Craven Darren, McGinley Brian, Kilmartin Liam, Glavin Martin, Jones Edward
Electrical and Electronic Engineering Department, College of Engineering and Informatics, National University of Ireland, Galway, Ireland.
Electrical and Electronic Engineering Department, College of Engineering and Informatics, National University of Ireland, Galway, Ireland.
Comput Biol Med. 2016 Apr 1;71:1-13. doi: 10.1016/j.compbiomed.2016.01.013. Epub 2016 Jan 29.
Advances in Compressed Sensing (CS) are enabling promising low-energy implementation solutions for wireless Body Area Networks (BAN). While studies demonstrate the potential of CS in terms of overall energy efficiency compared to state-of-the-art lossy compression techniques, the performance of CS remains limited. The aim of this study is to improve the performance of CS-based compression for electrocardiogram (ECG) signals. This paper proposes a CS architecture that combines a novel redundancy removal scheme with quantization and Huffman entropy coding to effectively extend the Compression Ratio (CR). Reconstruction is performed using overcomplete sparse dictionaries created with Dictionary Learning (DL) techniques to exploit the highly structured nature of ECG signals. Performance of the proposed CS implementation is evaluated by analyzing energy-based distortion metrics and diagnostic metrics including QRS beat-detection accuracy across a range of CRs. The proposed CS approach offers superior performance to the most recent state-of-the-art CS implementations in terms of signal reconstruction quality across all CRs tested. Furthermore, QRS detection accuracy of the technique is compared with the well-known lossy Set Partitioning in Hierarchical Trees (SPIHT) compression technique. The proposed CS approach outperforms SPIHT in terms of achievable CR, using the area under the receiver operator characteristic (ROC) curve (AUC). For an application where a minimum AUC performance threshold of 0.9 is required, the proposed technique extends the CR from 64.6 to 90.45 compared with SPIHT, ensuring a 40% saving on wireless transmission costs. Therefore, the results highlight the potential of the proposed technique for ECG computer-aided diagnostic systems.

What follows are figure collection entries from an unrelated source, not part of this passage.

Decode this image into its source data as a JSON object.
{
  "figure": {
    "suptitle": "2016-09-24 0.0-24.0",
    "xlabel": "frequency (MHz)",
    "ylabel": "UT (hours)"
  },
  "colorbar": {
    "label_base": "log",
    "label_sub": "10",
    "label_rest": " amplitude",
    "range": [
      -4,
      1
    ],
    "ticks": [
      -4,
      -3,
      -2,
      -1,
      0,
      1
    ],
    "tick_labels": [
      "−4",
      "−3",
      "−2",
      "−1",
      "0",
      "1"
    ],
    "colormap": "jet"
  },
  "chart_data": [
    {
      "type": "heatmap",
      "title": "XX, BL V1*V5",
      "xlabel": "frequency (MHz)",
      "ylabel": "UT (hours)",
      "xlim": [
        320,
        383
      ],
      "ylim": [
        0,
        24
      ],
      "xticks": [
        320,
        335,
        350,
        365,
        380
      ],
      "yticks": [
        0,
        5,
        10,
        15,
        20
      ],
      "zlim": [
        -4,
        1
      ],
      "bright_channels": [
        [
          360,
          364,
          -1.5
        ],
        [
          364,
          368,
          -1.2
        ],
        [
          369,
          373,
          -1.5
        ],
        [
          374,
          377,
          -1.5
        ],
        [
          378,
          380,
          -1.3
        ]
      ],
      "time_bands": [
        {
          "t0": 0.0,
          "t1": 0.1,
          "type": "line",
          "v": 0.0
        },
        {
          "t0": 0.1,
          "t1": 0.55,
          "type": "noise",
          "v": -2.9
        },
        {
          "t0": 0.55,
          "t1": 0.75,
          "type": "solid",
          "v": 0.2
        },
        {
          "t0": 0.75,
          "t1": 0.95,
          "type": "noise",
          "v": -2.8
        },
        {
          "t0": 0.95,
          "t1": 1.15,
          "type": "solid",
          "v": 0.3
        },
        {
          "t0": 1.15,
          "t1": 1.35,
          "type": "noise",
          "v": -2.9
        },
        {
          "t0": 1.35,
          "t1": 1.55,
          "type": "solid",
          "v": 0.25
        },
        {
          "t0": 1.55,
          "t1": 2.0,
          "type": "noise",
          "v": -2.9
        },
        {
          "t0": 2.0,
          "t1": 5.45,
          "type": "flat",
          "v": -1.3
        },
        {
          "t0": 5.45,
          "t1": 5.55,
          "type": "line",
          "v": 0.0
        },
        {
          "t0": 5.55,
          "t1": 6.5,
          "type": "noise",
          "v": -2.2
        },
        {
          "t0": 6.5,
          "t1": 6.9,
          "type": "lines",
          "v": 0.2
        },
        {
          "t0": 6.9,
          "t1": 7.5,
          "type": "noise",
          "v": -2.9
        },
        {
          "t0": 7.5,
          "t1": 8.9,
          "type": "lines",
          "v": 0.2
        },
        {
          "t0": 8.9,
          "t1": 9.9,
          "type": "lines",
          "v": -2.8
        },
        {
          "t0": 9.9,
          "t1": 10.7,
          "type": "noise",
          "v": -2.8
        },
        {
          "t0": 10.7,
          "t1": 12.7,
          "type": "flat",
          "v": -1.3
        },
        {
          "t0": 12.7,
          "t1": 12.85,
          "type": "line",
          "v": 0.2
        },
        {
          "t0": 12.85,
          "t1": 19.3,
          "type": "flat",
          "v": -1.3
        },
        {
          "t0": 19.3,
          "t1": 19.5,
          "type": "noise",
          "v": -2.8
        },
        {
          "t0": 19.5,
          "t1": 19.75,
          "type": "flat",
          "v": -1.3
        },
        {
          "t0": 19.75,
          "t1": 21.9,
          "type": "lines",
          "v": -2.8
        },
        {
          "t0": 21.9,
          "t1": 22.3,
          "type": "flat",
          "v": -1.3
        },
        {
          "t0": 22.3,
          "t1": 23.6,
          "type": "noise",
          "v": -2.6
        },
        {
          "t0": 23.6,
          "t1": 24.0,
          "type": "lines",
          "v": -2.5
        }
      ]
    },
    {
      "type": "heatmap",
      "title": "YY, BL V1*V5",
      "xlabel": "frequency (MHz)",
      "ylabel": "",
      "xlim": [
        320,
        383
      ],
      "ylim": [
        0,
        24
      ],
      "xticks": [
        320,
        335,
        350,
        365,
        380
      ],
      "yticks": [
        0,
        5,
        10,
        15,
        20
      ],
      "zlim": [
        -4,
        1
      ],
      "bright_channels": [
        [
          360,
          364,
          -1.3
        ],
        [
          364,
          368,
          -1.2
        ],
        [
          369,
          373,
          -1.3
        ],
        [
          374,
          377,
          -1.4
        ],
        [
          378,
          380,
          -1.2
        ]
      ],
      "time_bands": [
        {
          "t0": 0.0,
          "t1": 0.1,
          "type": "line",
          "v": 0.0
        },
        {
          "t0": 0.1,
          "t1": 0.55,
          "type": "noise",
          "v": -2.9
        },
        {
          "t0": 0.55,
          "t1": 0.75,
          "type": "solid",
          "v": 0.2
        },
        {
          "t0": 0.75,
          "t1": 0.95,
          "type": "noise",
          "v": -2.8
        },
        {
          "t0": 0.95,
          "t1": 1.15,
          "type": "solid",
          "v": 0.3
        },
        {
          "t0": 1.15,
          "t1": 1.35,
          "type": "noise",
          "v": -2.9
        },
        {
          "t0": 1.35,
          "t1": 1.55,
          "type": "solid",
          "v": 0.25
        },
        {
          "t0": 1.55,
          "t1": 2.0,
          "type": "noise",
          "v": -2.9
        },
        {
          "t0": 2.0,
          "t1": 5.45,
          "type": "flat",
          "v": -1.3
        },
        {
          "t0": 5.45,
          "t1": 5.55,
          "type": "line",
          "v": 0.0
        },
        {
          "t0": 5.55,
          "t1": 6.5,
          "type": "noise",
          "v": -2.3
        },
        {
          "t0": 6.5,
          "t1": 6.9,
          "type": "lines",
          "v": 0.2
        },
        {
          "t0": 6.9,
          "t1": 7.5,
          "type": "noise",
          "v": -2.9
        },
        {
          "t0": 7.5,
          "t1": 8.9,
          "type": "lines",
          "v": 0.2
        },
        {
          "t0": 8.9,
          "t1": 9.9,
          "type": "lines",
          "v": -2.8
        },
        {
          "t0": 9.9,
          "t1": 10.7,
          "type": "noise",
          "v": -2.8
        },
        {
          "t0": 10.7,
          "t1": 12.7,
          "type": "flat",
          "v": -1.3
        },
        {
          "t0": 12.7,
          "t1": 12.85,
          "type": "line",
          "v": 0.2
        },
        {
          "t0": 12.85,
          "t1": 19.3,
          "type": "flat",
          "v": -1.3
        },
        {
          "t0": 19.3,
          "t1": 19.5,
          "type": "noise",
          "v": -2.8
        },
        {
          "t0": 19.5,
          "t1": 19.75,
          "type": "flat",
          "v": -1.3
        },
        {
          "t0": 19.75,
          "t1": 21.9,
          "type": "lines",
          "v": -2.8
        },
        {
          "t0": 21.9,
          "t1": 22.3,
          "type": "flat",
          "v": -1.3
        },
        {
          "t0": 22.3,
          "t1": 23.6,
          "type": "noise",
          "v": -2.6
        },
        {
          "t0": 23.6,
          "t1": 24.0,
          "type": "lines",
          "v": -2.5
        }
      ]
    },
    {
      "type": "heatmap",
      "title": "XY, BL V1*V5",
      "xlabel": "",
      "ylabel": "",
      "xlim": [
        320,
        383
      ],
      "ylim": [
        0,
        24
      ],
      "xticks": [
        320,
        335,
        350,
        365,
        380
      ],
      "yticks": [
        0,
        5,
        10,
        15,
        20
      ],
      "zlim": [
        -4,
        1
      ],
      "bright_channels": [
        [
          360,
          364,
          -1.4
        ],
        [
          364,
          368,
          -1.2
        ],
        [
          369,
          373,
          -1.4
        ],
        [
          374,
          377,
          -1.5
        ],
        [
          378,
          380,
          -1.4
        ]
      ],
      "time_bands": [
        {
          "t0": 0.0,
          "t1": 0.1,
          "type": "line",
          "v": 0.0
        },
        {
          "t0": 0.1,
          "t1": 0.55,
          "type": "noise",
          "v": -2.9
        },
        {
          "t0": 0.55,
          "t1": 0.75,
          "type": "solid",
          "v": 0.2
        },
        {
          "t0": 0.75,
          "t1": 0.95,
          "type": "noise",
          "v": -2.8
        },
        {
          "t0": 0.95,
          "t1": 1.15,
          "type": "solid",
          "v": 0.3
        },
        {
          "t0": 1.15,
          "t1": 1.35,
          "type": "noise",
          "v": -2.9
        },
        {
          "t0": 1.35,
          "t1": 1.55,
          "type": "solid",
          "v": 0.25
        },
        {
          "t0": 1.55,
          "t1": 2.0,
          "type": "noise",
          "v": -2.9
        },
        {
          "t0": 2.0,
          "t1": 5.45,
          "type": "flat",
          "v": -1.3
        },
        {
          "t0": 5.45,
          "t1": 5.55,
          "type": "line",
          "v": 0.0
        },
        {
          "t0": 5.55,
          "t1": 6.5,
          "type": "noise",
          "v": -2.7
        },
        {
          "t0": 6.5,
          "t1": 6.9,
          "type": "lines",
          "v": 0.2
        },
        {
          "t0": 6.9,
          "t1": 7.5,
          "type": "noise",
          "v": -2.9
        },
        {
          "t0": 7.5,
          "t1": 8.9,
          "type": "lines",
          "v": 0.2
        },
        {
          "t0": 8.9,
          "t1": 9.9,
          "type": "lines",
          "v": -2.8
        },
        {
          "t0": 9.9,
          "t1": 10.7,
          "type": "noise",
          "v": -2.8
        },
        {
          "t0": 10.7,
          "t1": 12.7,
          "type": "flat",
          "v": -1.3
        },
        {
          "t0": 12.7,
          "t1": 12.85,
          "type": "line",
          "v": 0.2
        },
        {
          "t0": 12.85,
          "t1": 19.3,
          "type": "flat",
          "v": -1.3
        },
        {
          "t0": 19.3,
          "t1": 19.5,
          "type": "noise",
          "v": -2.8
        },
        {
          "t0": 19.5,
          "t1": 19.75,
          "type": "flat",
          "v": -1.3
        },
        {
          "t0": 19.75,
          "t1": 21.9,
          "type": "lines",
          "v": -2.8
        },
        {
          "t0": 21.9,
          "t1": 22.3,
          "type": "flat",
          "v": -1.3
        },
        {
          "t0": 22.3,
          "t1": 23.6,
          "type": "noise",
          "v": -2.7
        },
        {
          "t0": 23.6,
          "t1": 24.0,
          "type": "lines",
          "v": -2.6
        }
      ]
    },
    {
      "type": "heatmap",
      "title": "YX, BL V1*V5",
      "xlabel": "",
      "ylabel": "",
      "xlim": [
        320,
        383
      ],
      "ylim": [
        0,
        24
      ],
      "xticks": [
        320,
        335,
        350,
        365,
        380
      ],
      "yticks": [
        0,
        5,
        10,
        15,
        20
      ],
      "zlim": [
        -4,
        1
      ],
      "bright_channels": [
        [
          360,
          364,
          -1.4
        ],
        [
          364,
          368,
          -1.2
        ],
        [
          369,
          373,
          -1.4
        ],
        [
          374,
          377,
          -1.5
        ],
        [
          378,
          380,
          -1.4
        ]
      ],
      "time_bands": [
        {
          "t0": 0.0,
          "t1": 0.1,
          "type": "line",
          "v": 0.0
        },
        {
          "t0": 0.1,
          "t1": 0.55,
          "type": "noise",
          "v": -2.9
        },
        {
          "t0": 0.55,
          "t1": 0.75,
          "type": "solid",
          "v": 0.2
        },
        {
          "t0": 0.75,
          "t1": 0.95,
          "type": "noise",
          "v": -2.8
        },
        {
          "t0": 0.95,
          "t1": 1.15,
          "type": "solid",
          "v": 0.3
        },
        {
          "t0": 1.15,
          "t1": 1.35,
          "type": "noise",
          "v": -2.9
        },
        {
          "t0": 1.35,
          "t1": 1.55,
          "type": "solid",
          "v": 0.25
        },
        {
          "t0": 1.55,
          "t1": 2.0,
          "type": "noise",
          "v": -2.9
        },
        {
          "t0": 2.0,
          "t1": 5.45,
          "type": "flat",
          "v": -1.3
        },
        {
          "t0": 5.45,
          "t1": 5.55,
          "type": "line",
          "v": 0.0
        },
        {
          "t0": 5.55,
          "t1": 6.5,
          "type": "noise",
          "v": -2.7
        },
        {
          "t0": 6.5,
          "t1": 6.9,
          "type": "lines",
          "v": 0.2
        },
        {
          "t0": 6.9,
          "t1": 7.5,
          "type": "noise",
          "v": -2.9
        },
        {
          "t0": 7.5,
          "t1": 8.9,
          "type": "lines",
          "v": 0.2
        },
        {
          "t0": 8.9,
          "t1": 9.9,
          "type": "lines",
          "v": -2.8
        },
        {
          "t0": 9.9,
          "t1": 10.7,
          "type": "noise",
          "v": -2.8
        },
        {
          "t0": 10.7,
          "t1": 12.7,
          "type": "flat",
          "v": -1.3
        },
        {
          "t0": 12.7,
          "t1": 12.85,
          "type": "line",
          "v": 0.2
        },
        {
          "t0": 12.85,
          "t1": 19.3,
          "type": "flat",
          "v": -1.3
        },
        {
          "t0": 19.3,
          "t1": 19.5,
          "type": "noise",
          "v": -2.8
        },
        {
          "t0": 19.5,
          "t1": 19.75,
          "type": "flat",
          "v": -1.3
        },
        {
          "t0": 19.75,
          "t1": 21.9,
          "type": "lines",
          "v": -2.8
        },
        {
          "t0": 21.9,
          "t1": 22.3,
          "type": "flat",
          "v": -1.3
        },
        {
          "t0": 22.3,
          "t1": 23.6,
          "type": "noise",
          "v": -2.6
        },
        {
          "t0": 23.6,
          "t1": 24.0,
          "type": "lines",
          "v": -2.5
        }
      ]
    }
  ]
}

压缩感知(CS)技术的进步为无线体域网(BAN)带来了前景广阔的低能耗实现方案。虽然研究表明,与现有最先进的有损压缩技术相比,CS在整体能源效率方面具有潜力,但CS的性能仍然有限。本研究的目的是提高基于CS的心电图(ECG)信号压缩性能。本文提出了一种CS架构,该架构将一种新颖的冗余去除方案与量化和霍夫曼熵编码相结合,以有效提高压缩率(CR)。使用通过字典学习(DL)技术创建的过完备稀疏字典进行重构,以利用ECG信号的高度结构化特性。通过分析基于能量的失真指标和诊断指标(包括在一系列CR下的QRS波检测准确率)来评估所提出的CS实现的性能。在所测试的所有CR下,就信号重构质量而言,所提出的CS方法比最新的最先进CS实现具有更优的性能。此外,将该技术的QRS检测准确率与著名的有损分层树集分割(SPIHT)压缩技术进行了比较。在所实现的CR方面,使用接收者操作特征(ROC)曲线下的面积(AUC),所提出的CS方法优于SPIHT。对于要求最小AUC性能阈值为0.9的应用,与SPIHT相比,所提出的技术将CR从64.6提高到90.45,确保无线传输成本节省40%。因此,结果突出了所提出的技术在ECG计算机辅助诊断系统中的潜力。